Nvidia Disappoints with Forecasts

Despite good results, the chip giant's forecasts did not meet the expectations of investors counting on another breakthrough in the artificial intelligence sector.

Drastic Cuts at Block

Jack Dorsey's company is laying off nearly half its workforce after losing the chance for a banking license, abandoning experimental projects.

Netflix Avoids Risk

Withdrawing from the battle for Warner Bros. Discovery strengthened Netflix's stock, signaling a priority for profitability over aggressive expansion.
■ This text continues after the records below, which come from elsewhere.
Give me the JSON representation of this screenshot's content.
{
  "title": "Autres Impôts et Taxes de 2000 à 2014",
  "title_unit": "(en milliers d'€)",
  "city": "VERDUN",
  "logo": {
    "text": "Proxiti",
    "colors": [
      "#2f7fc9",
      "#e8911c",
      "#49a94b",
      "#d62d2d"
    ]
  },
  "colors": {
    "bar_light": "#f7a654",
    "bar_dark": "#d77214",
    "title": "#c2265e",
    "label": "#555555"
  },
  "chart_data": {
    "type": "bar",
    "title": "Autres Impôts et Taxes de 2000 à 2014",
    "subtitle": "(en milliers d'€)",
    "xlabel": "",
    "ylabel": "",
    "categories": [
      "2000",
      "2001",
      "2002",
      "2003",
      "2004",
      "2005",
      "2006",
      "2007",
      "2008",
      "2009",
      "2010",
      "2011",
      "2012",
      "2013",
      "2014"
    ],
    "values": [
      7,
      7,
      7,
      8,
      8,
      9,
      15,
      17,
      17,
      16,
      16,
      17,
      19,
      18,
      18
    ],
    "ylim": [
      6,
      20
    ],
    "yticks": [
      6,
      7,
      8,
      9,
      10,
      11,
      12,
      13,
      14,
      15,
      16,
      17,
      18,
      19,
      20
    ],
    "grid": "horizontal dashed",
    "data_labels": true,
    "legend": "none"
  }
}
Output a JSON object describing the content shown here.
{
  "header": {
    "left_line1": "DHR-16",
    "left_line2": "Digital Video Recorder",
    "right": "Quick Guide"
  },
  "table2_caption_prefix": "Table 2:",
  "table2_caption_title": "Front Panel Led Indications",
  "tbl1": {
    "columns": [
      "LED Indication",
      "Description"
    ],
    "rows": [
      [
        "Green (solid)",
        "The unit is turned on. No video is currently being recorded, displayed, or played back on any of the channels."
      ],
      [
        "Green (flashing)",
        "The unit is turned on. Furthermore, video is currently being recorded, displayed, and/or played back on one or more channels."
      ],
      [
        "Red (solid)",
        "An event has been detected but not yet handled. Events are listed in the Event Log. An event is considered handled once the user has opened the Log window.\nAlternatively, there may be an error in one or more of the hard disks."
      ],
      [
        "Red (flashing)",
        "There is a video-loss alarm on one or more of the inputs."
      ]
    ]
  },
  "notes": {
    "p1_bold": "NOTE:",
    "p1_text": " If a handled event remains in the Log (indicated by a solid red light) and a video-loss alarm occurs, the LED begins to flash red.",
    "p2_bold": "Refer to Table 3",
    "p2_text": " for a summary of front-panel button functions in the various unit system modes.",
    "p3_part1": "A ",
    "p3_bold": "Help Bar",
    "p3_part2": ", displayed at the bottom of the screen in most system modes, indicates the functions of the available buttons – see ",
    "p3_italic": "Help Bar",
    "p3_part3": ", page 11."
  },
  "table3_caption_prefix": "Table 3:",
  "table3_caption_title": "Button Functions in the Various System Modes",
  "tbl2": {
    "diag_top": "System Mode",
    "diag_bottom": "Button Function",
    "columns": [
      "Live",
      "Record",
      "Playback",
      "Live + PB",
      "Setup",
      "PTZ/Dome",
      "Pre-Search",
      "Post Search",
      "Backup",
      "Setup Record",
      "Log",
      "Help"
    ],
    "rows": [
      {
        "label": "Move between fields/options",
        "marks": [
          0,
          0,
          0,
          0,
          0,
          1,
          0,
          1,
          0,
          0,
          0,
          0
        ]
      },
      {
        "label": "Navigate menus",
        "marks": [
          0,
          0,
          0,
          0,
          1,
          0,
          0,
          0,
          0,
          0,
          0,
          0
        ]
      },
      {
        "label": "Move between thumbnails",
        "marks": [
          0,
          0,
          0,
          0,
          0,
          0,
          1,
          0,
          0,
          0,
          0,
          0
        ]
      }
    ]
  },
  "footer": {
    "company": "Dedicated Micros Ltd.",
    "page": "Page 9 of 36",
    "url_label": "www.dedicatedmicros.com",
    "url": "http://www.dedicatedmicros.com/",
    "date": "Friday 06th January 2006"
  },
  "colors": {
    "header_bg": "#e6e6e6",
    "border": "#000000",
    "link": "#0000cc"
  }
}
Recent sessions on global financial markets were marked by a revision of enthusiasm for the technology sector. The main actor was Nvidia, whose financial report—though solid—failed to sustain euphoric sentiment. Investors, accustomed to spectacular growth, reacted by selling off shares due to forecasts they deemed too conservative in the context of massive investments in artificial intelligence infrastructure. Nvidia's CEO, Jensen Huang, had to face questions about the durability of demand for next-generation graphics chips, while markets are beginning to fear a so-called "AI bubble." The semiconductor sector sell-off became the main drag on indices at the end of February 2026. Simultaneously, fintech Block recorded a sharp decline. The company announced a radical restructuring, involving the layoff of nearly half its staff. This decision is directly linked to the failure to obtain a banking license in the state of Utah, which effectively blocks the development of a full deposit offering. Jack Dorsey also decided to close unprofitable experimental divisions, focusing on salvaging the core business of Square and Cash App. Meanwhile, in London, concern is growing over the private credit sector, where the CEO of Monroe Capital pointed to a dangerous "herd mentality" among investors, which may herald an approaching liquidity crisis in this segment. In the 21st century, semiconductors have become the equivalent of oil in the industrial economy, forming the foundation for the development of cloud computing and machine learning algorithms. Against the backdrop of these perturbations, Netflix stood out positively. The streaming service's shares rose following news of its withdrawal from costly bidding for Warner Bros. Discovery assets. Analysts interpreted this decision as a sign of financial discipline in difficult times. Other tech companies, such as Snowflake and Duolingo, fared with mixed fortunes, trying to use their results to calm fears of a slowdown in the software industry. The market is currently awaiting the publication of inflation data and results from companies like Target and Broadcom, which may outline the direction for stock markets in March. „Demand for AI remains high, but we must align production capacity with real market needs in the upcoming cycles.” — Jensen Huang

Mentioned People

  • Jack Dorsey — Founder and CEO of Block, responsible for the drastic reduction in employment.
  • Jensen Huang — CEO of Nvidia, grappling with investor pressure regarding the future dominance of AI.